Realised Price:
£_________
Estimated Price:
£_________
Auction House: Sotheby's
Auction Location: USA
Auction Date: 2004
Date: 1842-1931
Description: signed and dated Boldini/1892 (lower left)
oil on canvas
Dimensions: 73 1/2 by 40 3/4 in. 186.7 by 103.5 cm.
Provenance: PROPERTY FROM HSBC'S CORPORATE ART COLLECTION
Sold by the artist directly to Baron Maurice de Rothschild
Thence by descent
Sale, Christie's, New York, November 1, 1995, lot 7 (purchased by Edmond Safra for Republic National Bank)
Exhibited: Paris, Exposition Nationale des Beaux-Arts, May 1892, no. 137
New York, Wildenstein and Co., Loan Exhibition of Paintings by Boldini 1845-1931, March - April, 1933, no. 13
Published: E. Cardona, Boldini Parisien d'Italie, Milan, 1952, p. 145
G. Piazza, Boldini, Milan, 1989, p. 298
B. Doria, Giovanni Boldini Catalogo generale dagli archivi Boldini, Milan, 2000, no. 297, illustrated
P. Dini, F. Dini, Boldini Catalogo ragionato, Turin 2002, vol.II, p. 328, no. 605, illustrated
F. Panconi, Boldini L'opera completa, Florence, 2002, p. 337, illustrated
Notes: By the early 1890s, Giovanni Boldini had securely established himself in Paris as the leading portraitist to the world's most fashionable women, an international clientele that included celebrated hostesses and cosmopolitan beauties of France, Great Britain, the United States and South America, as well as his native Italy. With each sucessful commission, Boldini's circle of admirers expanded; and rivalries and friendships among his famous patrons brought further clients to his door. In 1892, Boldini was commissioned to paint the portraits of Josephina Alvear de Errazuriz and her daughter Giovinetta (see lot 124), presumably a reverberation from the artist's successful suite of portraits for the family of Josephina's sister-in-law, Amalia Subercasseux (née Errazuriz), wife of the Chilean Ambassador to France, completed in 1887.

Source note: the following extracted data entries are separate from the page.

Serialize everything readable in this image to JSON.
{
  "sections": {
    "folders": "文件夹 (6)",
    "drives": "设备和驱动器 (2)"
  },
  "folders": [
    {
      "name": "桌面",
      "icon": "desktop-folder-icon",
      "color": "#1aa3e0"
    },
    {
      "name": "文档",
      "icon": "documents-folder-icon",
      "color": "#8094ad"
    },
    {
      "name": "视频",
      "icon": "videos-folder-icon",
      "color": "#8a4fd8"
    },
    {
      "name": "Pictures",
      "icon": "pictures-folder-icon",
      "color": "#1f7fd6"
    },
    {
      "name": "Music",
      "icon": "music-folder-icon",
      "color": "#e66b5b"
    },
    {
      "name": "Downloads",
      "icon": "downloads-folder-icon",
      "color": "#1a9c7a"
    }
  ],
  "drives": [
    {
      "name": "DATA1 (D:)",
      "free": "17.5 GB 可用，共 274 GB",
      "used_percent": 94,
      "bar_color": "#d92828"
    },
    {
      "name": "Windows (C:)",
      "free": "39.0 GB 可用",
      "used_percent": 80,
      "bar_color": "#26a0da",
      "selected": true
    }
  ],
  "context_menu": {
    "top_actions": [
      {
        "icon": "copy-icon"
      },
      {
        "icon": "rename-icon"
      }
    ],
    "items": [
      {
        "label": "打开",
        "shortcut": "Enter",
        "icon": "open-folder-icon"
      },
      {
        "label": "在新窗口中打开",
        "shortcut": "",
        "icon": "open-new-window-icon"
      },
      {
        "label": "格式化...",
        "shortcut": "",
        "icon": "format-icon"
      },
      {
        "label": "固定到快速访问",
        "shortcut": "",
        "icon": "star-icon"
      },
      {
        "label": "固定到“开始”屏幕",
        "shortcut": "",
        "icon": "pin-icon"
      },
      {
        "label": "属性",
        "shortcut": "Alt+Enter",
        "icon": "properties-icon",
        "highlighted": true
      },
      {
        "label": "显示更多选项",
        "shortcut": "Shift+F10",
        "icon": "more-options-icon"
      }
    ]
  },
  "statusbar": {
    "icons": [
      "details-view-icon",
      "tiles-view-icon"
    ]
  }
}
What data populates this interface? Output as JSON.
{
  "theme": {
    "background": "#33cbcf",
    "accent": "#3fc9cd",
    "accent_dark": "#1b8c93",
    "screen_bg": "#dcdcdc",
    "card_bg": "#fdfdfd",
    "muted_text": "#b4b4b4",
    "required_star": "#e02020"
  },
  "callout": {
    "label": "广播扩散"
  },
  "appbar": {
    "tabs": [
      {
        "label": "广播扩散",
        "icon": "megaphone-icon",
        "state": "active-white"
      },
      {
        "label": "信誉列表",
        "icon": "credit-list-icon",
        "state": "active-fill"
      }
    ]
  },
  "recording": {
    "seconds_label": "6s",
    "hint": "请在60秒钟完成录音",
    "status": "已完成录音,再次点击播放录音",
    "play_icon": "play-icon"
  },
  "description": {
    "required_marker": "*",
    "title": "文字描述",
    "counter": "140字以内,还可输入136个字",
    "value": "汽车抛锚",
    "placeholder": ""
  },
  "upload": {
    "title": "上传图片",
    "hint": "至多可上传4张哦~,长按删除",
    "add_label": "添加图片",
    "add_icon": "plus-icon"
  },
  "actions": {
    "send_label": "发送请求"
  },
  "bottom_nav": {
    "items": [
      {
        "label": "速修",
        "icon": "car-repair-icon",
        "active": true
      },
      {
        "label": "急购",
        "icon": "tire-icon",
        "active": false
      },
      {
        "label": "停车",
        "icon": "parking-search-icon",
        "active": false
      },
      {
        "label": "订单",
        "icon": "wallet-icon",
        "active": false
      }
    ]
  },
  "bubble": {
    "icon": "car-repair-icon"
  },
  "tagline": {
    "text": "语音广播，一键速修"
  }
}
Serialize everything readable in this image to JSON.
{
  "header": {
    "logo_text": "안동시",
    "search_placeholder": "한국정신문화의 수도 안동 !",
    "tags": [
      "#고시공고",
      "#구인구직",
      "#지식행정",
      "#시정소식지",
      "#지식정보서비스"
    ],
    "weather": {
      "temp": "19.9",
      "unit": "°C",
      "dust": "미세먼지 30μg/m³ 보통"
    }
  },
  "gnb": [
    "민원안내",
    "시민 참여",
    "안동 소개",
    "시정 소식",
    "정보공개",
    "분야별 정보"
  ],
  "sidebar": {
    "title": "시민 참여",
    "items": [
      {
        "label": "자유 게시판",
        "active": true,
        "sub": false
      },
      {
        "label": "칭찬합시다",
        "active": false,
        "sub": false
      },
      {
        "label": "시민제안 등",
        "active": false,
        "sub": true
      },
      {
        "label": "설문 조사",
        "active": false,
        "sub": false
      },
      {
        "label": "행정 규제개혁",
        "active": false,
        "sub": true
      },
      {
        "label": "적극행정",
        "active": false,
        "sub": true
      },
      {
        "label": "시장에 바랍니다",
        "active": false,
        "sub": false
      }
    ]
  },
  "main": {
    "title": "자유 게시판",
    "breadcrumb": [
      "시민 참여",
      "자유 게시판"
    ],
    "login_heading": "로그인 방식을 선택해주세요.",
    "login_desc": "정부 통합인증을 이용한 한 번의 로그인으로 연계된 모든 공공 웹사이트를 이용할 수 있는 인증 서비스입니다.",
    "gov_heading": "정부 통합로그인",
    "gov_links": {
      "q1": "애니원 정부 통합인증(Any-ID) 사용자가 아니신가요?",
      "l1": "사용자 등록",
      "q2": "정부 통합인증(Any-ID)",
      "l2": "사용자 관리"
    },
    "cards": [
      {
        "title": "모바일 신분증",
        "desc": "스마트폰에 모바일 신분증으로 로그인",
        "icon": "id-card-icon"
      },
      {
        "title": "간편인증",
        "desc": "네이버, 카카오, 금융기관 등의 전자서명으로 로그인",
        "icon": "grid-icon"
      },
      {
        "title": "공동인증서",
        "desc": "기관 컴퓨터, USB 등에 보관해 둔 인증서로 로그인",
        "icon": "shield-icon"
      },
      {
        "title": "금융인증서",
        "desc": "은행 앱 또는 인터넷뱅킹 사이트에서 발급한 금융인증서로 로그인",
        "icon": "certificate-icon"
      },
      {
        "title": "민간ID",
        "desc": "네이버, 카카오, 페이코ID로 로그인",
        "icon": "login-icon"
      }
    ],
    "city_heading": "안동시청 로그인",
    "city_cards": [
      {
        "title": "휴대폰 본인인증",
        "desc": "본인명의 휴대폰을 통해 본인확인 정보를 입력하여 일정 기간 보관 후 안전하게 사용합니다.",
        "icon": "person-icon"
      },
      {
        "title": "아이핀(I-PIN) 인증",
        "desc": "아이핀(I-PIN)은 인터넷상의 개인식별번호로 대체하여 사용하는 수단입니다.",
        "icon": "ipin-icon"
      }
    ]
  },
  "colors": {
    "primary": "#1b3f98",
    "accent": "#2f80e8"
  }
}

An important factor in Boldini's sucess was his appreciation of his sitters' couture gowns and his ability to present dresses as well as women to best advantage. As in Portrait of Josephina Alvear de Errazuriz, he favored simple settings and elegant furniture that might be inventively colored (on the canvas) to complement a model's complexion or her choice of portrait costume. He frequently worked elaborate variations on daring color chords, as in the interplay of deep greens and wheaten-golds in Madame Alvear's striped satin dress, heightened by the yellow-green cushions of the daybed. But most important, Boldini was able to coax an intimate connection between his model and her audience that gave his portraits a memorable immediacy and true modernity.